Description: Thank you for the excellent work you´ve been doing! If I press SHIFT + right mouse click on windows explorer, I can use an option called "copy as path" to any file I want. The problem is that this copy comes with quotes. Example: "C:\Users\yourname\OneDrive\TRANSCRIPTIONS\IMPORTANT DOCUMENT.odt" It would be great LibreOffice could check if the hyperlink is quoted, and then, remove this quotes (hyperlinks are never quoted). Steps to Reproduce: 1. On windows explorer: SHIFT + right click on any file . 2. On windows explorer: click on "copy as path" 3. On Libreoffice Writer: press shift + K 4. On Libreoffice Writer: On hyperlink dialog, CTRL + V on URL Actual Results: Hyperlink wont work because it tries to use the quotes in the URL. Expected Results: I would expect it to understand that quotes on first and last character should be ignored. Reproducible: Always User Profile Reset: No Additional Info:
Alberto, I confirm the described behaviour. I agree, that it would be an enhancement. I add Design Team for further input.
Sounds like a useful enhancement. But probably not so easy to realize. What do you think, Eike?
I don't know why you ask me, but.. those quoted file paths copied from clipboard seem to be a Windows-only problem.

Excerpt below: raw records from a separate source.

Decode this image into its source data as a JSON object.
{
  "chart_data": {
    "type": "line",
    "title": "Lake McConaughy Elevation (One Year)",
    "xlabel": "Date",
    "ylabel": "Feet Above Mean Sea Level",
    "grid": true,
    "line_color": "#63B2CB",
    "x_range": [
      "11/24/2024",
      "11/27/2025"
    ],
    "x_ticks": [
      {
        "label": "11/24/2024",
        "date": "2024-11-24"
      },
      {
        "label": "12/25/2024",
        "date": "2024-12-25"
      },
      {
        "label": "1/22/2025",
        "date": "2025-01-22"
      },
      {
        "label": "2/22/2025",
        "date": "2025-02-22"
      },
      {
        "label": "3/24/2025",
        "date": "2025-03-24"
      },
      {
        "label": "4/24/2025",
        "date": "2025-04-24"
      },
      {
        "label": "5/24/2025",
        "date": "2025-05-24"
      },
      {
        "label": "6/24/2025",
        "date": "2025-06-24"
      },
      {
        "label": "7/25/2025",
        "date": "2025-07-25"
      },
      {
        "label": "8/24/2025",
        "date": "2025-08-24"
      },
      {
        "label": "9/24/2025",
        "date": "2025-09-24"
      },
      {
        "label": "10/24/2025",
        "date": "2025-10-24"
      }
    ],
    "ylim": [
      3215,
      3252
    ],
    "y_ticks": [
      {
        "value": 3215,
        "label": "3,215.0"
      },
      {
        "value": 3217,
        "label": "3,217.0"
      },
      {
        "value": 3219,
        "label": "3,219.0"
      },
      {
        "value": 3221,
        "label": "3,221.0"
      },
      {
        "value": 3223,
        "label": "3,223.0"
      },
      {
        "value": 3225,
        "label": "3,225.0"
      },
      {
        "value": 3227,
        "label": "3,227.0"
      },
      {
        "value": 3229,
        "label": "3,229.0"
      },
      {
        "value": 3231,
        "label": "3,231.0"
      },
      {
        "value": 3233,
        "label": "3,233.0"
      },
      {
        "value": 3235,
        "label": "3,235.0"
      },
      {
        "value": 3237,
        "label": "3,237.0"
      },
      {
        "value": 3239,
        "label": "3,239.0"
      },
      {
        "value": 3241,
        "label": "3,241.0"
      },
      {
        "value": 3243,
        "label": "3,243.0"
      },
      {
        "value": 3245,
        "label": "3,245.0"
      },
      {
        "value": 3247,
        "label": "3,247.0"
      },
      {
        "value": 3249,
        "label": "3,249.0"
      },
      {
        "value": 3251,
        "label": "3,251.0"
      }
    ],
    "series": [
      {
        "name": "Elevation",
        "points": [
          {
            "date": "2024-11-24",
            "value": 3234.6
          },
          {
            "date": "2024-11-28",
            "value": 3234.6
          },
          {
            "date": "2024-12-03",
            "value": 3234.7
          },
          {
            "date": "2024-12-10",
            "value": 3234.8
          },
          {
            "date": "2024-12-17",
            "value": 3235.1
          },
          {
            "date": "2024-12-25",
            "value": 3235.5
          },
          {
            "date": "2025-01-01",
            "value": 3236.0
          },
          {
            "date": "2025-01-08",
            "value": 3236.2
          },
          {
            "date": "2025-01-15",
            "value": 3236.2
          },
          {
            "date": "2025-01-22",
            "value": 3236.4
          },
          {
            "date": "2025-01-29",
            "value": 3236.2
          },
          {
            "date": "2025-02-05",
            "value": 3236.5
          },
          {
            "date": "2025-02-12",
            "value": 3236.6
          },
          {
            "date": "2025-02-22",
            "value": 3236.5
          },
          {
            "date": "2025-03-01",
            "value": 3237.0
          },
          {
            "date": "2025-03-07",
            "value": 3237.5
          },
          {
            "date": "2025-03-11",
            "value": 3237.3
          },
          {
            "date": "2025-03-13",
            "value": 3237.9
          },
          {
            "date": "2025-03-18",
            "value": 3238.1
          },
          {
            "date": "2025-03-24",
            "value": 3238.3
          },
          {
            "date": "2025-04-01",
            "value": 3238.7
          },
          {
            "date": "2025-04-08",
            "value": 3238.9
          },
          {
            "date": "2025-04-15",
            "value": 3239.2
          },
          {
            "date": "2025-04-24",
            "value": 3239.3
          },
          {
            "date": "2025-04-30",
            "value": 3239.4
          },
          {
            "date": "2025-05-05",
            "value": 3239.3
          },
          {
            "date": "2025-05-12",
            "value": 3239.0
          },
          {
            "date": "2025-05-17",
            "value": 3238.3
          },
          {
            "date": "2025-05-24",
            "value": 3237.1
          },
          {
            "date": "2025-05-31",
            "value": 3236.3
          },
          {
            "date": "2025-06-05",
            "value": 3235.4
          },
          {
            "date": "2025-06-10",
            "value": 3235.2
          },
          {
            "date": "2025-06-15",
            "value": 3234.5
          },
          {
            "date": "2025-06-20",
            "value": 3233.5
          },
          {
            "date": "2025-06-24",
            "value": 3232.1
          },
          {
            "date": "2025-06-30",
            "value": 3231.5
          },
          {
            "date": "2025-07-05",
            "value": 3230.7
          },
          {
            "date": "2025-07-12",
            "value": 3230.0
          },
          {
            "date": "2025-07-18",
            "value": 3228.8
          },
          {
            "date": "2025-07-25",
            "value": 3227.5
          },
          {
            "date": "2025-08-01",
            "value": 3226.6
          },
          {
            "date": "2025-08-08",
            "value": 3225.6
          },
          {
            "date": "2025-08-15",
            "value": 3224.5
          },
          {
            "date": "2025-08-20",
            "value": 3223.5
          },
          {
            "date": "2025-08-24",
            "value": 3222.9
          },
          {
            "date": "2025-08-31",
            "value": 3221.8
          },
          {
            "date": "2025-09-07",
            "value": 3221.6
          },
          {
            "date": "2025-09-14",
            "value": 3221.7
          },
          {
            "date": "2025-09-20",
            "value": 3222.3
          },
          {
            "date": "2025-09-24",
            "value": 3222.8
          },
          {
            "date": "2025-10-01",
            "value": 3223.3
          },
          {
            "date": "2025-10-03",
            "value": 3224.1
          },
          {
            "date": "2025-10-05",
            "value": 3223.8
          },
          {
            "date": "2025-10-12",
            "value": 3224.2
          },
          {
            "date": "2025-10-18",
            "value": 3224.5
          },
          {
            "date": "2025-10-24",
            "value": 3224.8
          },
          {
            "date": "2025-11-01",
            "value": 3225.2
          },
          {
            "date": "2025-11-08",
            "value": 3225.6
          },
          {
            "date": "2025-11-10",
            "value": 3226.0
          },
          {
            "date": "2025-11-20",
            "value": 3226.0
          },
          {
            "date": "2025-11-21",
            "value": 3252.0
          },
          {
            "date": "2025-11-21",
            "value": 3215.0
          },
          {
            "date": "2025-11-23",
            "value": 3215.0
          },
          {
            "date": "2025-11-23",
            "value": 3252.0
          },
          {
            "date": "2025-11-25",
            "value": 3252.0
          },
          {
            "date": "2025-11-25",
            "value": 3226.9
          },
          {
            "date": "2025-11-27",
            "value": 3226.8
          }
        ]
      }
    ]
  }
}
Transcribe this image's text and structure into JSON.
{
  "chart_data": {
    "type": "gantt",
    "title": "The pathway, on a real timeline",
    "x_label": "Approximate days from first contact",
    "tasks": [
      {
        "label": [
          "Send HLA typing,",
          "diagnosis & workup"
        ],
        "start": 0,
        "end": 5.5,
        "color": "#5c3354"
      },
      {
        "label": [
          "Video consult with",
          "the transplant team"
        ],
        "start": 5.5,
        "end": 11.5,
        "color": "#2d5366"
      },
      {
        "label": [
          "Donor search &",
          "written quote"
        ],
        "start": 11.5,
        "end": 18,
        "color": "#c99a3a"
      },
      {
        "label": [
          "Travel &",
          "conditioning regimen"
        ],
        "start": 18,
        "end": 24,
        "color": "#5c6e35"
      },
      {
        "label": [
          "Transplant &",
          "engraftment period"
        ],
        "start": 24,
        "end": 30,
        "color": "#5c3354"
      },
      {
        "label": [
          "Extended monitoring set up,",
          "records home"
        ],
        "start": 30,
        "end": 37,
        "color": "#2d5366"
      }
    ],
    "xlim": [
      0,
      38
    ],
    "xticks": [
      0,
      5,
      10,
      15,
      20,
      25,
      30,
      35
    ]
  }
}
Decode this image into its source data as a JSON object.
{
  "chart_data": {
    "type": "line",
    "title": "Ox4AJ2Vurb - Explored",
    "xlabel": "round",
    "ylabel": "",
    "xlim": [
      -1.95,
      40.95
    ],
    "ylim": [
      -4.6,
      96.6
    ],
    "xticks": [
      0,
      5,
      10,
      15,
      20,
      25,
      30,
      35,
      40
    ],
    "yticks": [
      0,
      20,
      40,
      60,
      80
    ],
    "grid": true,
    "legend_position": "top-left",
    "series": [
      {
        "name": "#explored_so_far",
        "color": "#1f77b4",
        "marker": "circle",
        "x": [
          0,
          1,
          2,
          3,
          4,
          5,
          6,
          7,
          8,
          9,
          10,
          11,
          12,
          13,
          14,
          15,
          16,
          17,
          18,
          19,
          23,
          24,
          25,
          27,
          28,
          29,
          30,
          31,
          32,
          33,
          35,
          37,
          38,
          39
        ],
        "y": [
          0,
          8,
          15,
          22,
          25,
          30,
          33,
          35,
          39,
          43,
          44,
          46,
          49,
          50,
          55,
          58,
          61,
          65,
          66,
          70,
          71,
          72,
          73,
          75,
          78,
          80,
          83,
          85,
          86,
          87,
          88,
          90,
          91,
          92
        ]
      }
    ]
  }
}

Other OS may use them as well (or rather single-quoted in case they contain characters that with double quotes could be interpreted by the shell) but don't copy them to the clipboard it seems. Yet other mechanisms to quote i.e. spaces in file paths exist, like /path/space\ here/file, and we certainly don't want to guess and mess around with everything. Also, file names starting and/or ending with a quote character are perfectly valid and in some cases removing them may be unwanted. My suggestion would be to not mess around with this, or if then do it only for Windows paths in a dumb manner that looks for "C:\..." (or any other drive letter) and only then removes the quotes.
(In reply to Eike Rathke from comment #3) > My suggestion would be to not mess around with this, or if then do it only > for Windows paths in a dumb manner that looks for "C:\..." (or any other > drive letter) and only then removes the quotes. Thanks for the advice. Let's do the dumb thing for Windows only.